Oral Presentation Society of Obstetric Medicine of Australia and New Zealand ASM 2015

Myo-inositol upregulates expression of the hexosamine signaling pathway in placenta (#9)

Marloes Dekker Nitert 1 2 , Leonie Callaway 1 2 , Helen Barrett 1 2
  1. School of Medicine, The University of Queensland, Herston, QLD, Australia
  2. UQ Centre for Clinical Research, The University of Queensland, Herston, QLD, Australia

Myo-inositol is an insulin-sensitising agent that in a limited number of studies has shown to improve fertility and prevent pregnancy complications in high-risk women. Myo-inositol is a common component of the diet mainly in vegetables and fruit. Myo-inositol is a structural component of the inositolphospates and the second messengers: phosphatidylinositol-phosphates (PIP). Myo-inositol supplementation could increase intracellular availability of PIP, which may result in upregulation of the hexosamine signaling pathway, which may drive cellular signaling toward protein synthesis and nutrient uptake. In the placenta, this may affect placental glucose uptake.
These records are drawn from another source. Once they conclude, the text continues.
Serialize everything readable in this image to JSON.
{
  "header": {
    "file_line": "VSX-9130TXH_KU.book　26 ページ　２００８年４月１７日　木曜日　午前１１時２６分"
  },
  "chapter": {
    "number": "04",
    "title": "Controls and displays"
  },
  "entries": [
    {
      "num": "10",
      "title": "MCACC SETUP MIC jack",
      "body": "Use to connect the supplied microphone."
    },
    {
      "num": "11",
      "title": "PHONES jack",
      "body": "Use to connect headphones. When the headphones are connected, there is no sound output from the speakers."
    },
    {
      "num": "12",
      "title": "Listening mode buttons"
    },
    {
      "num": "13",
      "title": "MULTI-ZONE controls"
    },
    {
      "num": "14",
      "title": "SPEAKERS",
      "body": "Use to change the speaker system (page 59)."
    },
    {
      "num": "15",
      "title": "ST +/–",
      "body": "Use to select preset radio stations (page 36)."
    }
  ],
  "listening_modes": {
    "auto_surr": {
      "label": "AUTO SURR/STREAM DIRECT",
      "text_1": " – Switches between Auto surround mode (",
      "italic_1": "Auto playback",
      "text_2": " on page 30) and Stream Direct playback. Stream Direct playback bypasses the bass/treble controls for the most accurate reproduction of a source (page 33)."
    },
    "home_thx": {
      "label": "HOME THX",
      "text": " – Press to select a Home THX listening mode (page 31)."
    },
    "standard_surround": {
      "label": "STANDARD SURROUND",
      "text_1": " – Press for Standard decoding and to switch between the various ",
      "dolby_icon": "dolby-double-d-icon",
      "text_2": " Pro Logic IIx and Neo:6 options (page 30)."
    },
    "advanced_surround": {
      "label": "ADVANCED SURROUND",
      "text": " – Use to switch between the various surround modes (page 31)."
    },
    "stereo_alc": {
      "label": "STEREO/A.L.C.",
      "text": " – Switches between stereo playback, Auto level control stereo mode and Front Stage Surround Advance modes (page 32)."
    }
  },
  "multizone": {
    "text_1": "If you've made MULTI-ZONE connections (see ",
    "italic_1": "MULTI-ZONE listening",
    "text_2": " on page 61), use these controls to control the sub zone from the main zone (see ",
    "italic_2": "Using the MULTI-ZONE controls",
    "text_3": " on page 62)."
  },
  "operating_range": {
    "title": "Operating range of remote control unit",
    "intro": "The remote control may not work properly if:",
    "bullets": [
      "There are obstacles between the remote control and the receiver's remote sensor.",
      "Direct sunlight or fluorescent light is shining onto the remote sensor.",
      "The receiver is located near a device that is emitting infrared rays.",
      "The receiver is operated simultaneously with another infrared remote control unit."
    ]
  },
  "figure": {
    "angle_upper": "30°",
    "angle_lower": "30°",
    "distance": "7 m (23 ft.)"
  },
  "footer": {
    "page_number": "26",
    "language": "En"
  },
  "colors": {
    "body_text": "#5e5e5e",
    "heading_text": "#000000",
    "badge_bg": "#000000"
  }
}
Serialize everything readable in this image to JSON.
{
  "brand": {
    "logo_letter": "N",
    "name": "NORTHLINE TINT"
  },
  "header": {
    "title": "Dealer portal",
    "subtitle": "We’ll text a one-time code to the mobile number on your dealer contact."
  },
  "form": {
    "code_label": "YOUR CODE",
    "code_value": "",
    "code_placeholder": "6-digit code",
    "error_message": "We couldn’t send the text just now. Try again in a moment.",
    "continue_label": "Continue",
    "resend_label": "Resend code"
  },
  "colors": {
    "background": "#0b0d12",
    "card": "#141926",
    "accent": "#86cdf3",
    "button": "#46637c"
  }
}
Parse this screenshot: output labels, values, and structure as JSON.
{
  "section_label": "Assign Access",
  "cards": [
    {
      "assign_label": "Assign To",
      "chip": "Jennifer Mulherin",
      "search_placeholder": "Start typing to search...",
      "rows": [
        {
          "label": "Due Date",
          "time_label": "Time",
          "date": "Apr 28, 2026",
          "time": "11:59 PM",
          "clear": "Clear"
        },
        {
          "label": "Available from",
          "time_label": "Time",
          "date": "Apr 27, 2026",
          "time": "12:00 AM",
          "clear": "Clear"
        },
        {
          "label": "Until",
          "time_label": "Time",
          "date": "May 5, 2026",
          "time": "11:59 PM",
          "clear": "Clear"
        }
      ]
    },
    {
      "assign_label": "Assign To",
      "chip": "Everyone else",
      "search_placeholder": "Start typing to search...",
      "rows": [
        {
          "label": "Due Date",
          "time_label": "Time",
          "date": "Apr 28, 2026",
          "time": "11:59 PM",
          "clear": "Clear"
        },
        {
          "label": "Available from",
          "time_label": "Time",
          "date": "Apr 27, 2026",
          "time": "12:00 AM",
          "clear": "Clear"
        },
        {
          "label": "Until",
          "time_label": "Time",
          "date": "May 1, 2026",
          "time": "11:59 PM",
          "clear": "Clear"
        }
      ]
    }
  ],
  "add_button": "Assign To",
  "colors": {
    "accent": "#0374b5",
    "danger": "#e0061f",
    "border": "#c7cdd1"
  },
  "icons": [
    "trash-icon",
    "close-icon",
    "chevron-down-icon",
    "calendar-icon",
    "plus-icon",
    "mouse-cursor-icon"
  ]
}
Aim: To investigate if supplementation with myo-inositol alters the placental expression of the hexosamine signaling pathway and glucose uptake.

Methods: Placental trophoblast BeWO cells were cultured for six days with and without 100 μM myo-inositol (n=7/condition). RNA was extracted, converted into cDNA and subjected to analysis with the Qiagen Human Insulin Resistance mini-array. Gene expression of the hexosamine signaling pathway enzymes GFAT, OGT1 and OGA as well as glucose transporters GLUT1 and GLUT3 were assessed with semi-quantitative real-time PCR analysis.

Results: 100 μM myo-inositol increased the mRNA expression of the O-GlcNAC transferase OGT by 3.5 fold from 0.90 (0.85-1.11) AU (median (IQR)) in control cells to 3.16 (2.8-4.18) AU (p<0.001) in myo-inositol cells. There were no significant differences in the expression of GFAT, OGA, GLUT1, GLUT3 or GLUT4.

Conclusion: Myo-inositol  upregulates the expression of OGT in trophoblast cells, potentially affecting cellular metabolism and the risk for developing complications of pregnancy. However, expression of glucose transporters is not affected by myo-inositol supplementation.